Por un segundo, Phinn estuvo a punto de decir: «a ti». Afortunadamente, se contuvo a tiempo. Cualquiera diría que tenía interés por conocerlo.

– Crecí aquí, es lógico que conozca a todo el mundo.

– Y has crecido estupendamente, debo decir -murmuró él.

Phinn no sabía muy bien qué había querido decir con eso y se preguntó cómo serían las chicas con las que solía salir. Seguramente altísimas y guapísimas.

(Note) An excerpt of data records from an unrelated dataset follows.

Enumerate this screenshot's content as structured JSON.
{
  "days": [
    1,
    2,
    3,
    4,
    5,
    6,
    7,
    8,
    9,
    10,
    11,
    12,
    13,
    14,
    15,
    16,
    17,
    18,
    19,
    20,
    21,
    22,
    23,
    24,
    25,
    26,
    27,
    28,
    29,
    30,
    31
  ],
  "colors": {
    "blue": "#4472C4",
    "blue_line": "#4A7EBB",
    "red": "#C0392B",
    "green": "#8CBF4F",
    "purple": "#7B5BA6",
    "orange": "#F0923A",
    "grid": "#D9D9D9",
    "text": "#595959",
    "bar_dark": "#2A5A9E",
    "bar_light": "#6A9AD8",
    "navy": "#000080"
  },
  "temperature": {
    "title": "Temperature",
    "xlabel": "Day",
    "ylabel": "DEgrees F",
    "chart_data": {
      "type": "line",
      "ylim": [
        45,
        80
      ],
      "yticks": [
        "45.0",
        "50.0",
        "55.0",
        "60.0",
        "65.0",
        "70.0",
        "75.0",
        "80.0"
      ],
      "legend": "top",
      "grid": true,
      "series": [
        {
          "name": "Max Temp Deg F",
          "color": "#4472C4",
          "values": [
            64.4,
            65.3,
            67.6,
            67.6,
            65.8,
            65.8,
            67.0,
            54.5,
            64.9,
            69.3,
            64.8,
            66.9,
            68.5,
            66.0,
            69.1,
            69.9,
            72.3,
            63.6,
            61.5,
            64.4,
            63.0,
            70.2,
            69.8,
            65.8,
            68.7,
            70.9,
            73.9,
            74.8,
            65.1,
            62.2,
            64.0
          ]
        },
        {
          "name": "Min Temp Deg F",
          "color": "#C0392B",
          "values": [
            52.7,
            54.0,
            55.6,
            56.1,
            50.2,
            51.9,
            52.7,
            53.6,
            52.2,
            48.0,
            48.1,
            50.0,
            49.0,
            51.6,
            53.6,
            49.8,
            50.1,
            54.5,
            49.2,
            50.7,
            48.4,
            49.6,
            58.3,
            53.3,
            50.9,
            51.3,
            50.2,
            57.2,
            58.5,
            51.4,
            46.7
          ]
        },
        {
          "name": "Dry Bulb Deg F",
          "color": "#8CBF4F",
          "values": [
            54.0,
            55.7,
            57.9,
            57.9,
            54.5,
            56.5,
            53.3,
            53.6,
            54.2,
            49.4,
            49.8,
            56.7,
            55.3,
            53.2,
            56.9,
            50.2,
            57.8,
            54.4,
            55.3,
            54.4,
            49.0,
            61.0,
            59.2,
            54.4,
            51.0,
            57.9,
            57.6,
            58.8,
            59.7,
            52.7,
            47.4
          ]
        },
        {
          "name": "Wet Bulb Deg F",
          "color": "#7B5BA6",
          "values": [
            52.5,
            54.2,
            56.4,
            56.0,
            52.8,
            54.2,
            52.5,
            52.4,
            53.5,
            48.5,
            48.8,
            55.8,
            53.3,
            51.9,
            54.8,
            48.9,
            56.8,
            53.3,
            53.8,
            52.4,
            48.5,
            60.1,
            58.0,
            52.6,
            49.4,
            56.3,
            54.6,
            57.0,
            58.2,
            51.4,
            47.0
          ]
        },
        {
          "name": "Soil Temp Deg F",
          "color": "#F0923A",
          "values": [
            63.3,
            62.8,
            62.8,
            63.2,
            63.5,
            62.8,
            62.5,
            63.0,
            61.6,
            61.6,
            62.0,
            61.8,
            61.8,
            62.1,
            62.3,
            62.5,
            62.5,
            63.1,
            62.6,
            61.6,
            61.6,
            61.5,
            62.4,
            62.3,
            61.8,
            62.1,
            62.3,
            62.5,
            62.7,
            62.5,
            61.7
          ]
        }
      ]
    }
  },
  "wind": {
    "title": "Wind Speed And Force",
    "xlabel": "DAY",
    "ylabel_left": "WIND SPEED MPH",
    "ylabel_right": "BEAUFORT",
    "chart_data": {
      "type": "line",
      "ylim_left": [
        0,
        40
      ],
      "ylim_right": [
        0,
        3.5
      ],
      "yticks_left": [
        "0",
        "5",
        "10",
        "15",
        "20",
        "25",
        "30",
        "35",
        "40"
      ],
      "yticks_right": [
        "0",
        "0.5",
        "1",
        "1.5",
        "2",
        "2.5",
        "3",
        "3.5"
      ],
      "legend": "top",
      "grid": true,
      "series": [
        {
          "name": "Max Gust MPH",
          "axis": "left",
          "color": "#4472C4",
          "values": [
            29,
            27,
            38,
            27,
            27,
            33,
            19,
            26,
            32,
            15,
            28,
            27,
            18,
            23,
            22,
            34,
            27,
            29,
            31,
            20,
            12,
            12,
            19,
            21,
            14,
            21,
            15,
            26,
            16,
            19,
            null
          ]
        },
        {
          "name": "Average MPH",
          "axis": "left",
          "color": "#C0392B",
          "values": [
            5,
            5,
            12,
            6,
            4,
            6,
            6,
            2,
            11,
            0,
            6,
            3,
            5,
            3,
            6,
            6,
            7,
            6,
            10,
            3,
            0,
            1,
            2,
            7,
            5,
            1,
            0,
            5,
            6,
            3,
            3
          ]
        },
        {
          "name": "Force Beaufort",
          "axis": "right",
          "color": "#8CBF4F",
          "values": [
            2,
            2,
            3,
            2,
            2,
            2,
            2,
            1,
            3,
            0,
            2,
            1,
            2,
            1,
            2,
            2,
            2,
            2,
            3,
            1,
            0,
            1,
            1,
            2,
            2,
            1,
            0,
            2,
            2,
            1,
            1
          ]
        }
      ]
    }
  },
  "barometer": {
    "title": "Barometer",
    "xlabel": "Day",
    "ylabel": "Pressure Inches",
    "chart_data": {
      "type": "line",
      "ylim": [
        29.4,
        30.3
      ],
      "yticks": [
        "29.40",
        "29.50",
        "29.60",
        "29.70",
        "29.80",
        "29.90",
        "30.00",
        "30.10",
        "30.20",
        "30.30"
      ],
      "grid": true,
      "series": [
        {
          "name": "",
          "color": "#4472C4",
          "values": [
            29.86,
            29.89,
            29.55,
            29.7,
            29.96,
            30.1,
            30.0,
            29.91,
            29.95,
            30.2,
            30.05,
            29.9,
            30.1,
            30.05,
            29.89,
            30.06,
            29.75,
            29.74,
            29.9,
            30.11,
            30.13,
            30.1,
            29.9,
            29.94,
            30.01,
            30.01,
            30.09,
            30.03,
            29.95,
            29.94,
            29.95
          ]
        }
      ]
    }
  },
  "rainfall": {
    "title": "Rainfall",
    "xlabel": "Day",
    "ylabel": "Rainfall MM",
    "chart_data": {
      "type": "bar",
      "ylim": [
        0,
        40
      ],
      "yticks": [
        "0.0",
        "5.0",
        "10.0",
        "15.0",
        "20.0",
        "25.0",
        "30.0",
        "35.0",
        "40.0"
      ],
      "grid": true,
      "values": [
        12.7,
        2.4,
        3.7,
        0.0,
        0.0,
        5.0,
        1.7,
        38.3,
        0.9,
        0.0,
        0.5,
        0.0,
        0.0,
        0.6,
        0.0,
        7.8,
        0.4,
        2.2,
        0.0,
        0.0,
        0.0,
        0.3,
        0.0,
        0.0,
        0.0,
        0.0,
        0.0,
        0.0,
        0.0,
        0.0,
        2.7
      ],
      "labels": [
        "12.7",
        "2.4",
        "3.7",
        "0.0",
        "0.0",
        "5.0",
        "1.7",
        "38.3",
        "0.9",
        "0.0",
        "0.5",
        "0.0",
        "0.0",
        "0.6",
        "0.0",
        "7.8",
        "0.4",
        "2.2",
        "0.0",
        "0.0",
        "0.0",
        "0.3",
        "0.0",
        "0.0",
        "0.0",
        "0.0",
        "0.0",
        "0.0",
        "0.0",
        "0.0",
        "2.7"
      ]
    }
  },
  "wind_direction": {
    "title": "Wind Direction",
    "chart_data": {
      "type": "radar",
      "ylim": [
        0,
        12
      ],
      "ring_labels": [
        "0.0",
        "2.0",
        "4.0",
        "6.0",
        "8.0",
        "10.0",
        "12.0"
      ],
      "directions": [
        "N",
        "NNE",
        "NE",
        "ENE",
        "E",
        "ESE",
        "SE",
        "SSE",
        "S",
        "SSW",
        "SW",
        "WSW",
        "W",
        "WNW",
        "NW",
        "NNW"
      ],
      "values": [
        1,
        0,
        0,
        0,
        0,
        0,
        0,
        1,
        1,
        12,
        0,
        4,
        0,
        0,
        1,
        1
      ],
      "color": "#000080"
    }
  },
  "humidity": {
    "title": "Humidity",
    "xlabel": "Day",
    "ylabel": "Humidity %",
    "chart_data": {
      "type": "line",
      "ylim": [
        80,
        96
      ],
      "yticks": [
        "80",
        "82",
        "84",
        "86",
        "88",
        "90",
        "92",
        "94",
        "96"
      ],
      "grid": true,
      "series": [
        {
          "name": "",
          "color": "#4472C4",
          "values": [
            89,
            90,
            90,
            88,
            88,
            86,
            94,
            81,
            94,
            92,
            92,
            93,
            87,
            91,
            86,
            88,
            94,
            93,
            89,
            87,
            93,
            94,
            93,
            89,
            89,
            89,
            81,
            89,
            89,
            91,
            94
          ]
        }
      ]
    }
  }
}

Pero ahora, recordando esa conversación, se le ocurrió que Ty iba mucho por Broadlands Hall. Aunque también era cierto que era viernes y no había aparecido por allí en toda la semana.

Sintiendo un cosquilleo en el estómago, se preguntó si Ty iría a la finca ese fin de semana. Tal vez se quedaría hasta el lunes… aunque no lo hacía siempre. Tal vez tenía alguna novia en Londres.

Pero no quería pensar en las posibles novias de Ty Allardyce.

A punto de saltar de la valla para ir a la cocina a buscar una manzana para Ruby, Phinn oyó el ruido de un motor por el camino y enseguida reconoció el jeep de Kit Peverill, a quien había llamado unas horas antes.

La pobre Ruby no las tenía todas consigo cuando la visitaba el veterinario, pero era demasiado educada como para poner objeciones, de modo que se pegaba a Phinn mientras el hombre la examinaba.

– Está mejor -anunció Kit.

– ¿Se ha puesto bien?

– Me temo que ya nunca va a ponerse bien -suspiró el veterinario-. Pero al menos se le ha pasado la infección.

Phinn bajó la mirada para intentar esconder el dolor que le producía la noticia.

– Gracias por todo -murmuró, mientras lo acompañaba al coche.

– Siempre es un placer verte -sonrió Kit. Un comentario que la sorprendió porque nunca le había dicho algo así. En realidad, siempre lo había visto como un hombre tímido, más interesado en los animales que en las personas-. De hecho… -el pobre carraspeó, nervioso- había pensado preguntarte si te apetecía que cenásemos juntos esta noche.